Mr. Ranariddh, 77, had been in critical condition at a hospital in Bangkok since late last month. It was only earlier this week that he was named the caretaker prime minister of Cambodia and to head the ruling Cambodian People’s Party after the return to Phnom Penh of Kim Sok, leader of the Cambodian National Rescue Party, which had been dissolved by the country’s Supreme Court on May 9, the ruling party’s excommunicating of several opposition members, and scores of opposition lawmakers across the country in a politically motivated purge.

The former prime minister, Hun Sen, Mr. Ranariddh’s country’s most powerful leader, immediately presented his brother-in-law as the clear choice to lead the country to elections.

Mr. Ranariddh, a prince who led Cambodia’s Khmer Rouge insurgency in the 1970s, ruled as prime minister for 16 years after his brother was toppled by the Vietnamese invasion in 1979. He was a staunch supporter of Mr.

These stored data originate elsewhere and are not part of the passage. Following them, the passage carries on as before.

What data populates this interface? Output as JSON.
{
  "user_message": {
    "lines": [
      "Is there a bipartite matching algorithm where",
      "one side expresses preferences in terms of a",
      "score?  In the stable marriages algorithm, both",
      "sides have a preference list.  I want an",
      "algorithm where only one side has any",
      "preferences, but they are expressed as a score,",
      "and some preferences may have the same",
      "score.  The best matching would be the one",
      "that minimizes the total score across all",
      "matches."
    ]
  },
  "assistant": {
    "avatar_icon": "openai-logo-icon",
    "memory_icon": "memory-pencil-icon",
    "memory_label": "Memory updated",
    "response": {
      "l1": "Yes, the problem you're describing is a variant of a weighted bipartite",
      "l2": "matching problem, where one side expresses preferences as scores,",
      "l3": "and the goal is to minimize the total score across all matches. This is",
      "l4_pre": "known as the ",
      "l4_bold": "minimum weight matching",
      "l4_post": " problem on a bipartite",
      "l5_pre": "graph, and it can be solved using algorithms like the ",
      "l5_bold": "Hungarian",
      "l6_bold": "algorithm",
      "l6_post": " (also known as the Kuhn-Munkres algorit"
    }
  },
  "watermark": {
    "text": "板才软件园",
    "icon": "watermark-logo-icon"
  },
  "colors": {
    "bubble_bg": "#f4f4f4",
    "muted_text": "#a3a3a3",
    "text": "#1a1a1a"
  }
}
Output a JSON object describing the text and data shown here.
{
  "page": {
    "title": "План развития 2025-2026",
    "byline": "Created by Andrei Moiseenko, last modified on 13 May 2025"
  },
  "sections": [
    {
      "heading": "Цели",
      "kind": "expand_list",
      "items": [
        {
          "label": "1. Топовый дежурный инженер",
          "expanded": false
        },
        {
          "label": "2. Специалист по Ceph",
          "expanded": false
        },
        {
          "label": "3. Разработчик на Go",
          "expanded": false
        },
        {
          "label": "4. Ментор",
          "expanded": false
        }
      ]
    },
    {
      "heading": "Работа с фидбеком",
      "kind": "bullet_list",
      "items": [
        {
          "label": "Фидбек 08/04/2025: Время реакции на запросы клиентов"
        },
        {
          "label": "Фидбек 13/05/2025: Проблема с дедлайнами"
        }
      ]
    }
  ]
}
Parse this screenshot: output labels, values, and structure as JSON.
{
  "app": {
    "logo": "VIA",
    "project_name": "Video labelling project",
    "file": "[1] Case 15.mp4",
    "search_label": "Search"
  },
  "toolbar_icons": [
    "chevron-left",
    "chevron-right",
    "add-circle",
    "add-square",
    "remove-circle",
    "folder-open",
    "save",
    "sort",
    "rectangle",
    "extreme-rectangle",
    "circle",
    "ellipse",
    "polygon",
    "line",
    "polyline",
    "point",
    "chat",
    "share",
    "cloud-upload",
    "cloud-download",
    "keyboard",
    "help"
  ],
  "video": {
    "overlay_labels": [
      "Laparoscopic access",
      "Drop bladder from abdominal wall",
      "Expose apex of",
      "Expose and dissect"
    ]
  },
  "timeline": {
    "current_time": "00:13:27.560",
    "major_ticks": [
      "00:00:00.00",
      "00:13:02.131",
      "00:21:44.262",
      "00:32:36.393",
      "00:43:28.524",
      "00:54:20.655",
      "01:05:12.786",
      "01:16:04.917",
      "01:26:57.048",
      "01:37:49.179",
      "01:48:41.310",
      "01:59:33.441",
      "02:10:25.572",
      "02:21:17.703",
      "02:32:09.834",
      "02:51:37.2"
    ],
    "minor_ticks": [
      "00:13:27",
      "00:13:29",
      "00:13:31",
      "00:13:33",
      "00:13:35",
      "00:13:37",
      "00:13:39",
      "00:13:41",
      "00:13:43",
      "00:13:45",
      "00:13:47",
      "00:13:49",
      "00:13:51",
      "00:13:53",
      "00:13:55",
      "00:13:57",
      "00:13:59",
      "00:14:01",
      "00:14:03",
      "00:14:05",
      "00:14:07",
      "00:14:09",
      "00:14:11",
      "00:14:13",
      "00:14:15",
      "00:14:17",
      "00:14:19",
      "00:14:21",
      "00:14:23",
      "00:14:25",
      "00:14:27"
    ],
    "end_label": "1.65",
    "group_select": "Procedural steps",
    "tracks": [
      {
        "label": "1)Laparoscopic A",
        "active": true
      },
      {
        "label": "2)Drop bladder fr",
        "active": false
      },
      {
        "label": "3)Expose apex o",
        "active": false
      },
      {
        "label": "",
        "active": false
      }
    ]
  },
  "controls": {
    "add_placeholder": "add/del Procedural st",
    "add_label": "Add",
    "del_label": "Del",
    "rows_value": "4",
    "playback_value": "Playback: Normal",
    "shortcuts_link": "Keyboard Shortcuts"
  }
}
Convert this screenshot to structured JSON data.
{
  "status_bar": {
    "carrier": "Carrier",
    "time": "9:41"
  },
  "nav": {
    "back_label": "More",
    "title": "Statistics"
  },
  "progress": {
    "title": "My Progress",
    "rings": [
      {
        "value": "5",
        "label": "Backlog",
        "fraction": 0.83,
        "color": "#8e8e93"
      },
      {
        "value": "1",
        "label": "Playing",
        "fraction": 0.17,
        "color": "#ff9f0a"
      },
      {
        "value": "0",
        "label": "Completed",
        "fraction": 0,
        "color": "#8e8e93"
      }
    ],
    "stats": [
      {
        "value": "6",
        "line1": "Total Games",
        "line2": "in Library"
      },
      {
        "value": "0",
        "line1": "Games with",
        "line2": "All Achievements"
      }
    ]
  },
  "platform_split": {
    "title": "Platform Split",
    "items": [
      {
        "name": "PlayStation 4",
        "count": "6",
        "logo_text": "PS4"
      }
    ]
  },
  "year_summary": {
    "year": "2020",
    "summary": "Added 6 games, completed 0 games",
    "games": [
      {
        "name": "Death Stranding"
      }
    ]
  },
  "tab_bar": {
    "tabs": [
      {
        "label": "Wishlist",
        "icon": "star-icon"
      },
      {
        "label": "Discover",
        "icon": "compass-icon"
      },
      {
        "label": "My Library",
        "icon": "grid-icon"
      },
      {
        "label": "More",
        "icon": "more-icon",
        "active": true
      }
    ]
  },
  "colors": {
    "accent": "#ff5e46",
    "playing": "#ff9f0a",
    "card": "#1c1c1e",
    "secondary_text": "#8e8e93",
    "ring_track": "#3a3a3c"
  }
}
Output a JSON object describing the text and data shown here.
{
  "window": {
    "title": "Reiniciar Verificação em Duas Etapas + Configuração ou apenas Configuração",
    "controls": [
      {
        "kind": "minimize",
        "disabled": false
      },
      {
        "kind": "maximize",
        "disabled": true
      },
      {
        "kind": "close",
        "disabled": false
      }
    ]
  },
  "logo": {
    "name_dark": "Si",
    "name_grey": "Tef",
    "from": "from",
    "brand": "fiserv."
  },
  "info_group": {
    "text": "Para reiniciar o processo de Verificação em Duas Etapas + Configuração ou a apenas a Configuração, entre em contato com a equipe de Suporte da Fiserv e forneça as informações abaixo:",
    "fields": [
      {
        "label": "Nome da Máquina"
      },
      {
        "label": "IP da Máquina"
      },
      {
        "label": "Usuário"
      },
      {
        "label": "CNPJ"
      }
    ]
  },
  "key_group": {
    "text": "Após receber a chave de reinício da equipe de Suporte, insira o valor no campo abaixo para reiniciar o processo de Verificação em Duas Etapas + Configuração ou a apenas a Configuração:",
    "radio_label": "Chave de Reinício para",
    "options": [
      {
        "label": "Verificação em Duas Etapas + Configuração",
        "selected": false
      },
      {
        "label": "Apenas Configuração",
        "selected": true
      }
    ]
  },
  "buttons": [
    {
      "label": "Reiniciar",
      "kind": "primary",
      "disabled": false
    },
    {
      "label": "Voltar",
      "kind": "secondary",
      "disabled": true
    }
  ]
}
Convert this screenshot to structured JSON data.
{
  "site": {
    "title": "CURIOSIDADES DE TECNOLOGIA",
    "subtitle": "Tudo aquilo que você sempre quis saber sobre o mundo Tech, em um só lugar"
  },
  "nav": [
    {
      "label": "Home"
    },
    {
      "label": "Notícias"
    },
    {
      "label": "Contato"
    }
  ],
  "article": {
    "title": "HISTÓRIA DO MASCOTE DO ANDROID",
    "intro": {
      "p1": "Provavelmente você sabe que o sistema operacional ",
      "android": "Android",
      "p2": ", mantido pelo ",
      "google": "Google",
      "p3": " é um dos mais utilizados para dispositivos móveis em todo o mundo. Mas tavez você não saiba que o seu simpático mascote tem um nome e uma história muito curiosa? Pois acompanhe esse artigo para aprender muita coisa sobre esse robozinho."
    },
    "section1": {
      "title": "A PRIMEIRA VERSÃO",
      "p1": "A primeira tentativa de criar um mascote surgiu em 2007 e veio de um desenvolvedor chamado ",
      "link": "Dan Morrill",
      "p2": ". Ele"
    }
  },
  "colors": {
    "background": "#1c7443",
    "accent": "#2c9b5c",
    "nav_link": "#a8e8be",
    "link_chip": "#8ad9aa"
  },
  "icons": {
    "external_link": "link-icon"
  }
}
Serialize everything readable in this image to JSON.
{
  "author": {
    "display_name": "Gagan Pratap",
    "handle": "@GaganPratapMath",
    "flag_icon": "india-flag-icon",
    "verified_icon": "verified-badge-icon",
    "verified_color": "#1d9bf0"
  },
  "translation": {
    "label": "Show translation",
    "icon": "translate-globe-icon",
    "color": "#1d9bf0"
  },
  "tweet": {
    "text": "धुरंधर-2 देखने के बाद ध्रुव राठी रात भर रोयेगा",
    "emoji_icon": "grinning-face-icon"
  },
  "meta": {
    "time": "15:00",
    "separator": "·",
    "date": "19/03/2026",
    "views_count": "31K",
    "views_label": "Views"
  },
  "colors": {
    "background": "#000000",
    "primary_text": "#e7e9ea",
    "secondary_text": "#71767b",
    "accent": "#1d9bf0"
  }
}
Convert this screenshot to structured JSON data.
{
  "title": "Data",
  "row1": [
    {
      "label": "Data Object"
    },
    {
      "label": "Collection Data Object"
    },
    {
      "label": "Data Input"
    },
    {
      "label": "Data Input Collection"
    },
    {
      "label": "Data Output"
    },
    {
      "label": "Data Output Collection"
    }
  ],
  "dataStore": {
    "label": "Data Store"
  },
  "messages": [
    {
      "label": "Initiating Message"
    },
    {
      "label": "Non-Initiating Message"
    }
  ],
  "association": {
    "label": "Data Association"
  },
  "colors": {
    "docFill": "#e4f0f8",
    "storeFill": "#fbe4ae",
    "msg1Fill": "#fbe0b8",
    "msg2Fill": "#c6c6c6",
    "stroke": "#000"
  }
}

Hun Sen, the iron-fisted ruler in power since 1985. The king, Sihanouk, who had lived in self-imposed exile for more than two decades, did not share the military dictatorship of Mr. Hun Sen. He died in Beijing in 2012.

According to The New York Times, Mr. Ranariddh, while sharing a cell with former Khmer Rouge members during the Vietnam war, helped launch a movement for a peace settlement in Cambodia that helped open the country to Vietnamese influence after the war.